I expected much worse to be honest. Vim’s inline #ifdef hell is on a whole other level. Look at this nightmare to convince yourself: https://geoff.greer.fm/vim/#realwaitforchar
That's a lot of ifdefs, sure. But at least Vim doesn't have it's own malloc which never frees and can be dynamically replaced at runtime and occasionally logs sensitive information.
As long as you don't statically link you can easily replace malloc (LD_PRELOAD). Many debug libraries do. Why is this so special in openssl? (I don't know if there is some special reason, though openssl is a weird one to begin with)
1 reply →
See also The State of OpenSSL for pyca/cryptography
https://news.ycombinator.com/item?id=46624352
> Finally, taking an OpenSSL public API and attempting to trace the implementation to see how it is implemented has become an exercise in self-flagellation. Being able to read the source to understand how something works is important both as part of self-improvement in software engineering, but also because as sophisticated consumers there are inevitably things about how an implementation works that aren’t documented, and reading the source gives you ground truth. The number of indirect calls, optional paths, #ifdef, and other obstacles to comprehension is astounding. We cannot overstate the extent to which just reading the OpenSSL source code has become miserable — in a way that both wasn’t true previously, and isn’t true in LibreSSL, BoringSSL, or AWS-LC.
Also,
> OpenSSL’s CI is exceptionally flaky, and the OpenSSL project has grown to tolerate this flakiness, which masks serious bugs. OpenSSL 3.0.4 contained a critical buffer overflow in the RSA implementation on AVX-512-capable CPUs. This bug was actually caught by CI — but because the crash only occurred when the CI runner happened to have an AVX-512 CPU (not all did), the failures were apparently dismissed as flakiness. Three years later, the project still merges code with failing tests: the day we prepared our conference slides, five of ten recent commits had failing CI checks, and the day before we delivered the talk, every single commit had failing cross-compilation builds.
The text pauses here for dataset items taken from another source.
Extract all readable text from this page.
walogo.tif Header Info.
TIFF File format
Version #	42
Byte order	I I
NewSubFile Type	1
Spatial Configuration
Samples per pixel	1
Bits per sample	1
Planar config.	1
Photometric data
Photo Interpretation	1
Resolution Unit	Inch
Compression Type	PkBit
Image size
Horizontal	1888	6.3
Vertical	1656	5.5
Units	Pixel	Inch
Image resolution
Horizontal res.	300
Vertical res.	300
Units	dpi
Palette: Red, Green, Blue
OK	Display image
Even bugs caught by CI get ignored and end up in releases.
Wow, that is just crazy. You should investigate when developing software, but for something like OpenSSL... Makes me think this must be a heaven for state actors.
We really need as an industry to move away entirely from this cursed project
> If someone meant to engineer a codebase to hide subtle bugs which might be remotely exploitable, leak state, behave unexpectedly at runtime, or all of the above, the code would look like this.
I'd wager if someone did that the codebase would look better than OpenSSLs
The codebase designed to hide bug would look just good enough that rewriting it doesn't seem worth it.
OpenSSL is so bad that looking at it there is just desire to rip parts straight out and replace them, and frankly only fear-mongering around writing security code kept people from doing just that and only after heartbleed the forks started to try. And that would also get rid of any hidden exploit.
There is a reason AWS created their own TLS library.